In [None]:
# In colab run this cell first to setup the file structure!
%cd /content
!rm -rf MOL518-Intro-to-Data-Analysis

!git clone https://github.com/shaevitz/MOL518-Intro-to-Data-Analysis.git
%cd MOL518-Intro-to-Data-Analysis/Lecture_4

# Lecture 4: Loops and Control Flow

In this lecture we introduce **loops** and **conditional logic**. These tools let us repeat operations and make decisions when the structure of a problem does not naturally fit into a single operation.

## Loops and Indexing sequential elements of an array

In many problems, we want to repeat an operation a specific number of times and keep track of where we are. To do this, Python provides the function `range`.

`range(n)` generates a sequence of integers starting at 0 and ending at n âˆ’ 1. By indexing the array with each element of range, we can tell Python to do an operation once for each position.

When we combine range with len, we can loop over the valid indices of an array. This lets us access elements by position using square bracket indexing.

In [4]:
import numpy as np

values = np.array([1, 3, 5, 7, 9])

indices = range(len(values))

A `for` loop repeats a block of code once for each item in a sequence. Sometimes that sequence is a range of numbers, and sometimes it is the values in a list or array.

First, let's look at the indices we can use to loop over the `values` array.
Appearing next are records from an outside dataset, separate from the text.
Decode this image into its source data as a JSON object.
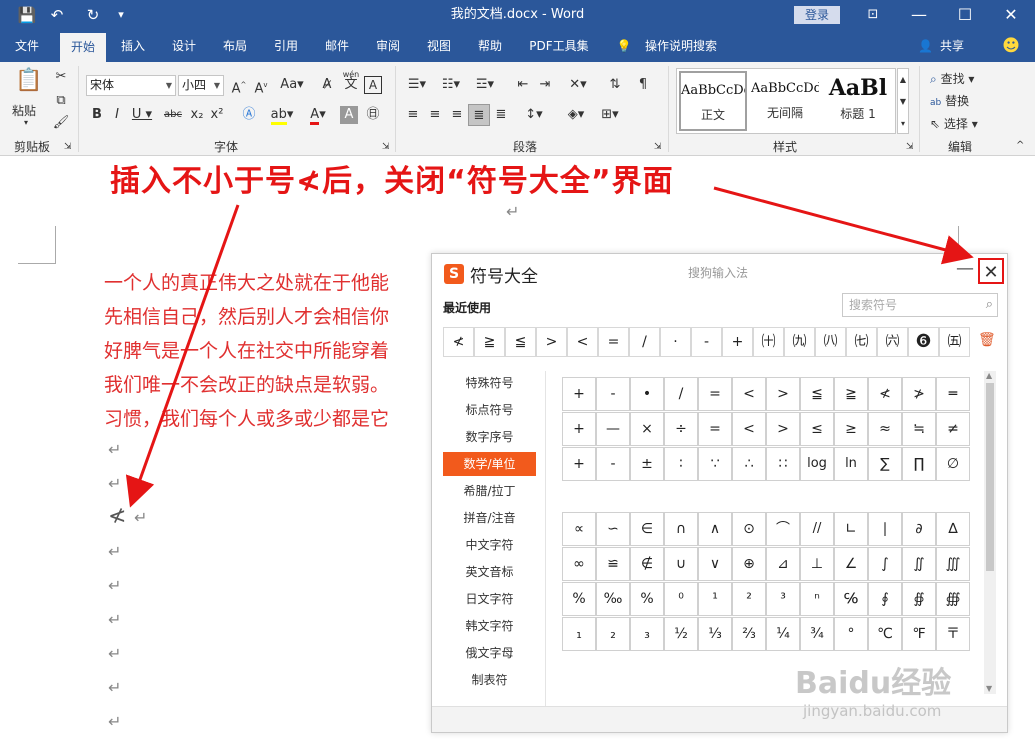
{
  "titlebar": {
    "doc_title": "我的文档.docx - Word",
    "login": "登录",
    "icons": [
      "save-icon",
      "undo-icon",
      "redo-icon",
      "customize-icon"
    ]
  },
  "tabs": [
    {
      "label": "文件"
    },
    {
      "label": "开始"
    },
    {
      "label": "插入"
    },
    {
      "label": "设计"
    },
    {
      "label": "布局"
    },
    {
      "label": "引用"
    },
    {
      "label": "邮件"
    },
    {
      "label": "审阅"
    },
    {
      "label": "视图"
    },
    {
      "label": "帮助"
    },
    {
      "label": "PDF工具集"
    },
    {
      "label": "操作说明搜索"
    }
  ],
  "share_label": "共享",
  "ribbon": {
    "paste_label": "粘贴",
    "clipboard_label": "剪贴板",
    "font_name": "宋体",
    "font_size": "小四",
    "font_label": "字体",
    "paragraph_label": "段落",
    "styles_label": "样式",
    "editing_label": "编辑",
    "find_label": "查找",
    "replace_label": "替换",
    "select_label": "选择",
    "styles": [
      {
        "preview": "AaBbCcDd",
        "name": "正文"
      },
      {
        "preview": "AaBbCcDd",
        "name": "无间隔"
      },
      {
        "preview": "AaBl",
        "name": "标题 1"
      }
    ],
    "wen_label": "wén",
    "wen_char": "文"
  },
  "document": {
    "annotation": "插入不小于号≮后，关闭“符号大全”界面",
    "lines": [
      "一个人的真正伟大之处就在于他能",
      "先相信自己，然后别人才会相信你",
      "好脾气是一个人在社交中所能穿着",
      "我们唯一不会改正的缺点是软弱。",
      "习惯，我们每个人或多或少都是它"
    ],
    "return_mark": "↵",
    "inserted_symbol": "≮"
  },
  "symbol_window": {
    "logo": "S",
    "title": "符号大全",
    "subtitle": "搜狗输入法",
    "minimize": "—",
    "close": "✕",
    "recent_label": "最近使用",
    "search_placeholder": "搜索符号",
    "recent": [
      "≮",
      "≧",
      "≦",
      ">",
      "<",
      "=",
      "/",
      "·",
      "-",
      "+",
      "㈩",
      "㈨",
      "㈧",
      "㈦",
      "㈥",
      "❻",
      "㈤"
    ],
    "categories": [
      {
        "label": "特殊符号"
      },
      {
        "label": "标点符号"
      },
      {
        "label": "数字序号"
      },
      {
        "label": "数学/单位"
      },
      {
        "label": "希腊/拉丁"
      },
      {
        "label": "拼音/注音"
      },
      {
        "label": "中文字符"
      },
      {
        "label": "英文音标"
      },
      {
        "label": "日文字符"
      },
      {
        "label": "韩文字符"
      },
      {
        "label": "俄文字母"
      },
      {
        "label": "制表符"
      }
    ],
    "grid1": [
      [
        "+",
        "-",
        "•",
        "/",
        "=",
        "<",
        ">",
        "≦",
        "≧",
        "≮",
        "≯",
        "═"
      ],
      [
        "+",
        "—",
        "×",
        "÷",
        "=",
        "<",
        ">",
        "≤",
        "≥",
        "≈",
        "≒",
        "≠"
      ],
      [
        "+",
        "-",
        "±",
        "∶",
        "∵",
        "∴",
        "∷",
        "log",
        "ln",
        "∑",
        "∏",
        "∅"
      ]
    ],
    "grid2": [
      [
        "∝",
        "∽",
        "∈",
        "∩",
        "∧",
        "⊙",
        "⌒",
        "//",
        "∟",
        "∣",
        "∂",
        "∆"
      ],
      [
        "∞",
        "≌",
        "∉",
        "∪",
        "∨",
        "⊕",
        "⊿",
        "⊥",
        "∠",
        "∫",
        "∬",
        "∭"
      ],
      [
        "%",
        "‰",
        "%",
        "⁰",
        "¹",
        "²",
        "³",
        "ⁿ",
        "℅",
        "∮",
        "∯",
        "∰"
      ],
      [
        "₁",
        "₂",
        "₃",
        "½",
        "⅓",
        "⅔",
        "¼",
        "¾",
        "°",
        "℃",
        "℉",
        "〒"
      ]
    ]
  },
  "watermark": {
    "text": "Baidu经验",
    "url": "jingyan.baidu.com"
  }
}
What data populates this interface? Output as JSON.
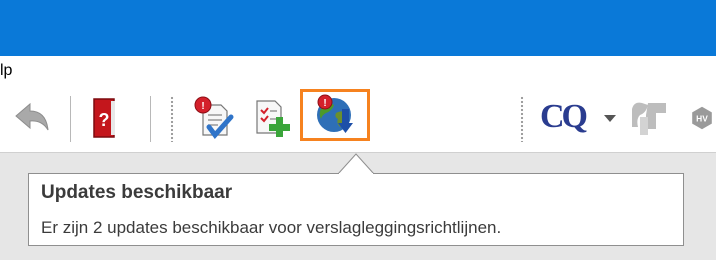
{
  "window": {
    "titlebar_color": "#0a79d8"
  },
  "menubar": {
    "items": [
      {
        "label": "lp"
      }
    ]
  },
  "toolbar": {
    "buttons": [
      {
        "icon": "back-arrow-icon",
        "enabled": false
      },
      {
        "icon": "help-book-icon"
      },
      {
        "icon": "validate-document-icon"
      },
      {
        "icon": "add-document-icon"
      },
      {
        "icon": "globe-update-icon",
        "highlighted": true,
        "highlight_color": "#f6821f"
      },
      {
        "icon": "cq-logo-icon",
        "label": "CQ"
      },
      {
        "icon": "dropdown-arrow-icon"
      },
      {
        "icon": "xbrl-logo-icon"
      },
      {
        "icon": "hv-badge-icon",
        "label": "HV"
      }
    ]
  },
  "tooltip": {
    "title": "Updates beschikbaar",
    "body": "Er zijn 2 updates beschikbaar voor verslagleggingsrichtlijnen."
  }
}
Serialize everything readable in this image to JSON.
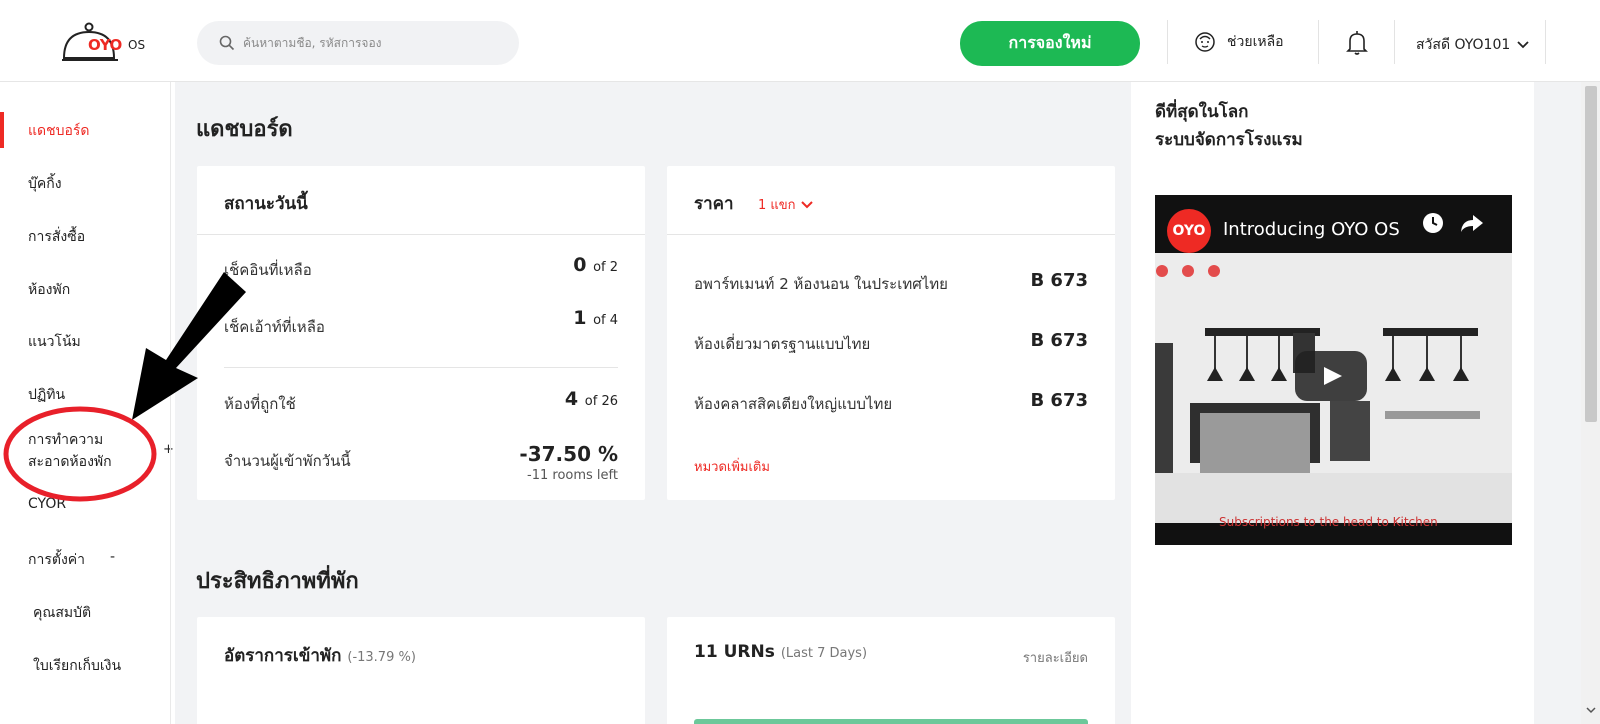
{
  "brand": {
    "logo_text": "OYO",
    "logo_suffix": "OS",
    "accent": "#ee2a24",
    "green": "#1db954"
  },
  "header": {
    "search_placeholder": "ค้นหาตามชื่อ, รหัสการจอง",
    "new_booking_label": "การจองใหม่",
    "help_label": "ช่วยเหลือ",
    "greeting": "สวัสดี OYO101"
  },
  "sidebar": {
    "items": [
      {
        "label": "แดชบอร์ด"
      },
      {
        "label": "บุ๊คกิ้ง"
      },
      {
        "label": "การสั่งซื้อ"
      },
      {
        "label": "ห้องพัก"
      },
      {
        "label": "แนวโน้ม"
      },
      {
        "label": "ปฏิทิน"
      },
      {
        "label_line1": "การทำความ",
        "label_line2": "สะอาดห้องพัก",
        "expander": "+"
      },
      {
        "label": "CYOR"
      },
      {
        "label": "การตั้งค่า",
        "expander": "-"
      },
      {
        "label": "คุณสมบัติ"
      },
      {
        "label": "ใบเรียกเก็บเงิน"
      }
    ]
  },
  "dashboard": {
    "title": "แดชบอร์ด",
    "today_status": {
      "title": "สถานะวันนี้",
      "rows": [
        {
          "label": "เช็คอินที่เหลือ",
          "value": "0",
          "of": "of 2"
        },
        {
          "label": "เช็คเอ้าท์ที่เหลือ",
          "value": "1",
          "of": "of 4"
        },
        {
          "label": "ห้องที่ถูกใช้",
          "value": "4",
          "of": "of 26"
        },
        {
          "label": "จำนวนผู้เข้าพักวันนี้",
          "value": "-37.50 %",
          "sub": "-11 rooms left"
        }
      ]
    },
    "price": {
      "title": "ราคา",
      "guest_selector": "1 แขก",
      "rows": [
        {
          "label": "อพาร์ทเมนท์ 2 ห้องนอน ในประเทศไทย",
          "value": "B 673"
        },
        {
          "label": "ห้องเดี่ยวมาตรฐานแบบไทย",
          "value": "B 673"
        },
        {
          "label": "ห้องคลาสสิคเตียงใหญ่แบบไทย",
          "value": "B 673"
        }
      ],
      "more_link": "หมวดเพิ่มเติม"
    }
  },
  "performance": {
    "title": "ประสิทธิภาพที่พัก",
    "occupancy": {
      "title": "อัตราการเข้าพัก",
      "change": "(-13.79 %)"
    },
    "urns": {
      "title": "11 URNs",
      "period": "(Last 7 Days)",
      "details_link": "รายละเอียด"
    }
  },
  "right_panel": {
    "title_line1": "ดีที่สุดในโลก",
    "title_line2": "ระบบจัดการโรงแรม",
    "video": {
      "channel_logo": "OYO",
      "title": "Introducing OYO OS",
      "caption": "Subscriptions to the head to Kitchen"
    }
  }
}
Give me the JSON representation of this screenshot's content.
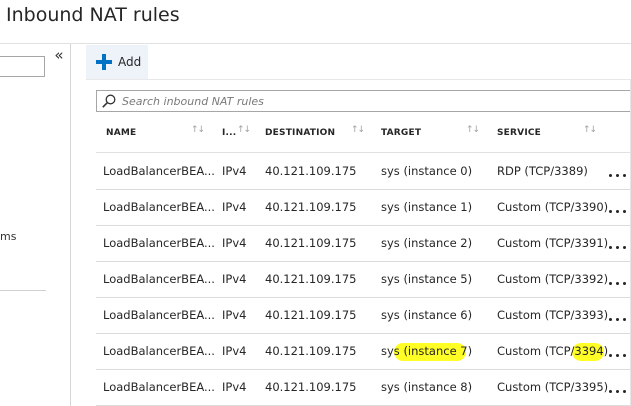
{
  "page": {
    "title": "Inbound NAT rules"
  },
  "left_panel": {
    "collapse_glyph": "«",
    "item_fragment": "ms"
  },
  "toolbar": {
    "add_label": "Add",
    "add_icon": "plus-icon",
    "accent": "#0072c6"
  },
  "search": {
    "placeholder": "Search inbound NAT rules",
    "value": ""
  },
  "table": {
    "columns": [
      {
        "label": "NAME"
      },
      {
        "label": "I..."
      },
      {
        "label": "DESTINATION"
      },
      {
        "label": "TARGET"
      },
      {
        "label": "SERVICE"
      }
    ],
    "rows": [
      {
        "name": "LoadBalancerBEA...",
        "ip": "IPv4",
        "destination": "40.121.109.175",
        "target": "sys (instance 0)",
        "service": "RDP (TCP/3389)"
      },
      {
        "name": "LoadBalancerBEA...",
        "ip": "IPv4",
        "destination": "40.121.109.175",
        "target": "sys (instance 1)",
        "service": "Custom (TCP/3390)"
      },
      {
        "name": "LoadBalancerBEA...",
        "ip": "IPv4",
        "destination": "40.121.109.175",
        "target": "sys (instance 2)",
        "service": "Custom (TCP/3391)"
      },
      {
        "name": "LoadBalancerBEA...",
        "ip": "IPv4",
        "destination": "40.121.109.175",
        "target": "sys (instance 5)",
        "service": "Custom (TCP/3392)"
      },
      {
        "name": "LoadBalancerBEA...",
        "ip": "IPv4",
        "destination": "40.121.109.175",
        "target": "sys (instance 6)",
        "service": "Custom (TCP/3393)"
      },
      {
        "name": "LoadBalancerBEA...",
        "ip": "IPv4",
        "destination": "40.121.109.175",
        "target": "sys (instance 7)",
        "service": "Custom (TCP/3394)"
      },
      {
        "name": "LoadBalancerBEA...",
        "ip": "IPv4",
        "destination": "40.121.109.175",
        "target": "sys (instance 8)",
        "service": "Custom (TCP/3395)"
      }
    ],
    "highlight_color": "#ffff00"
  }
}
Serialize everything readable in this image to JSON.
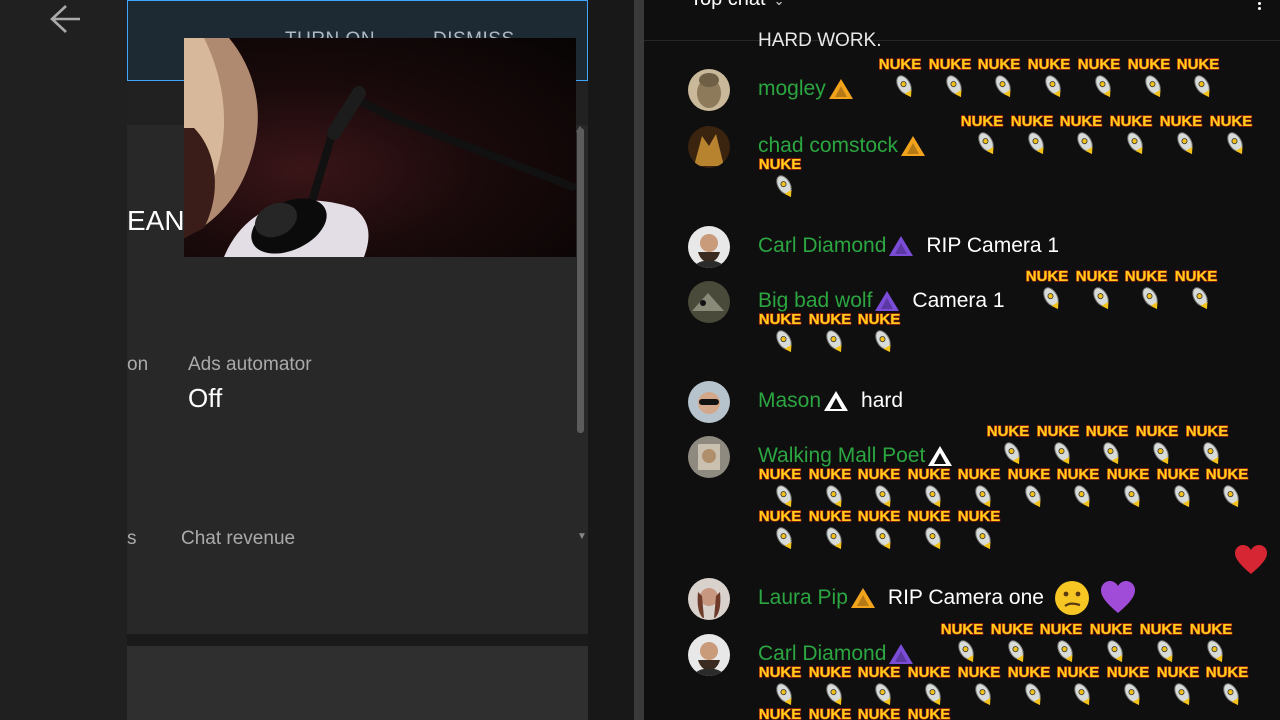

This command tells Python to print the index `i` for each of entry in `indices`

In [5]:
for i in indices:
    print(i)

0
1
2
3
4


As expected there are five entries, one for each entry in `values`. Notice, that the index starts at zero (!) so the highest index is 4.

Now we can loop over the values array and build up to the total sum one step at a time.

In [10]:
# Note that we initialize the total to zero before the loop!
total = 0

# Loop over the values in the array
for i in range(len(values)):
    v = values[i]
    total = total + v
    print("Running total:", total)

# Final result after the loop finishes
print("-----\nFinal total:", total)

Running total: 1
Running total: 4
Running total: 9
Running total: 16
Running total: 25
-----
Final total: 25


In the example below, we loop over the values in a list and build the total sum one step at a time, printing the running total as we go.

In [None]:
values = [1, 3, 5, 7, 9]

total = 0   # note that we initialize the total to zero before the loop!

for v in values:
    total = total + v   # the current value is added to the running total
    print("running total:", total)

total

running total: 1
running total: 4
running total: 9
running total: 16
running total: 25


25

## Why indentation matters

In Python, indentation is not cosmetic. It defines which lines of code belong together. Loops and conditionals only apply to the indented block that follows them.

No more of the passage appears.